Edited by Anne Mucha, Jutta M. Hartmann and Beata Trawiński
[Linguistik Aktuell/Linguistics Today 270] 2021
► pp. 35–82
This paper examines the arguments presented in Modesto (2009, 2018) and Sheehan (2013, 2018) in favor of the idea that inflected infinitival complements of desideratives, commissives, and object control verbs such as persuadir ‘persuade’ in Portuguese can be obligatorily controlled. It argues that the relevant complements are not instances of obligatory control (OC); they rather contain pro, interpreted by the same operations that govern its interpretation in finite clauses.
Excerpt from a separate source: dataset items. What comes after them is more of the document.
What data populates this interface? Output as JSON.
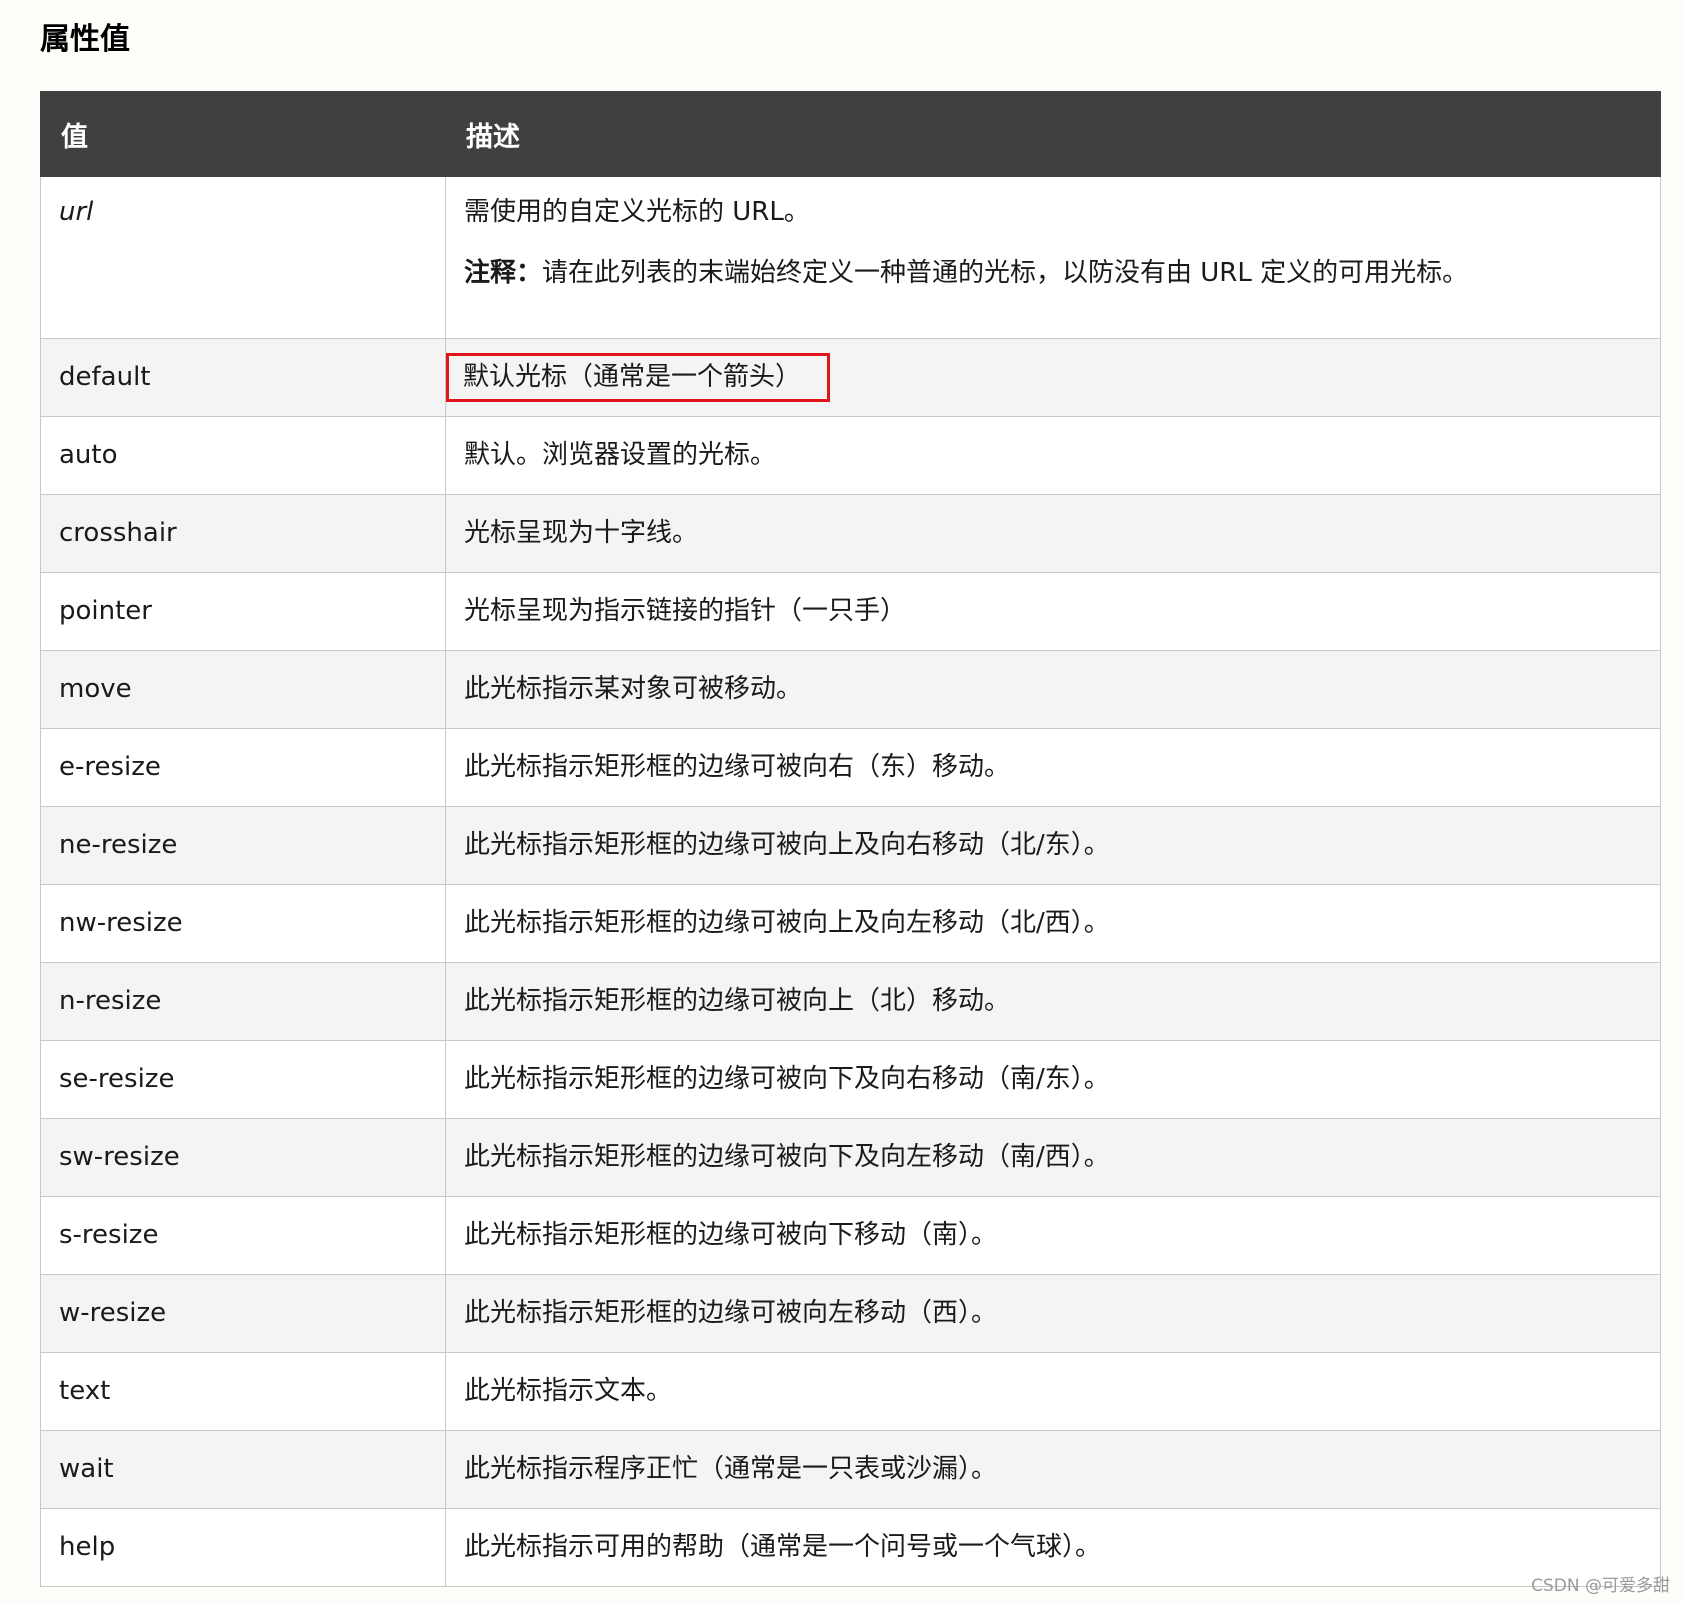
{
  "page": {
    "title": "属性值"
  },
  "table": {
    "headers": {
      "value": "值",
      "description": "描述"
    },
    "url_row": {
      "value": "url",
      "desc_line1": "需使用的自定义光标的 URL。",
      "note_label": "注释：",
      "note_text": "请在此列表的末端始终定义一种普通的光标，以防没有由 URL 定义的可用光标。"
    },
    "rows": [
      {
        "value": "default",
        "desc": "默认光标（通常是一个箭头）"
      },
      {
        "value": "auto",
        "desc": "默认。浏览器设置的光标。"
      },
      {
        "value": "crosshair",
        "desc": "光标呈现为十字线。"
      },
      {
        "value": "pointer",
        "desc": "光标呈现为指示链接的指针（一只手）"
      },
      {
        "value": "move",
        "desc": "此光标指示某对象可被移动。"
      },
      {
        "value": "e-resize",
        "desc": "此光标指示矩形框的边缘可被向右（东）移动。"
      },
      {
        "value": "ne-resize",
        "desc": "此光标指示矩形框的边缘可被向上及向右移动（北/东）。"
      },
      {
        "value": "nw-resize",
        "desc": "此光标指示矩形框的边缘可被向上及向左移动（北/西）。"
      },
      {
        "value": "n-resize",
        "desc": "此光标指示矩形框的边缘可被向上（北）移动。"
      },
      {
        "value": "se-resize",
        "desc": "此光标指示矩形框的边缘可被向下及向右移动（南/东）。"
      },
      {
        "value": "sw-resize",
        "desc": "此光标指示矩形框的边缘可被向下及向左移动（南/西）。"
      },
      {
        "value": "s-resize",
        "desc": "此光标指示矩形框的边缘可被向下移动（南）。"
      },
      {
        "value": "w-resize",
        "desc": "此光标指示矩形框的边缘可被向左移动（西）。"
      },
      {
        "value": "text",
        "desc": "此光标指示文本。"
      },
      {
        "value": "wait",
        "desc": "此光标指示程序正忙（通常是一只表或沙漏）。"
      },
      {
        "value": "help",
        "desc": "此光标指示可用的帮助（通常是一个问号或一个气球）。"
      }
    ]
  },
  "highlight_color": "#e0151b",
  "header_color": "#404040",
  "watermark": "CSDN @可爱多甜"
}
This conclusion reinforces Landau’s (2015) claim that the presence of agreement inflection blocks control in attitude complements. Focusing on European Portuguese, the paper argues that this conclusion allows for a precise characterization of the distribution of the inflected infinitive in verbal complement position: the inflected infinitive is barred in the complement position of restructuring verbs and in interrogative complements. The paper offers an account of this distribution that is based on the idea that inflected infinitives are bare TP projections. Evidence in favor of this claim comes from an examination of the distribution of pre-verbal subjects. The restrictions on subject reference found in inflected infinitival complements of different OC attitude verbs in European Portuguese stem from the particular status of Actional complements in OC contexts (Farkas 1992; Jackendoff & Culicover 2003).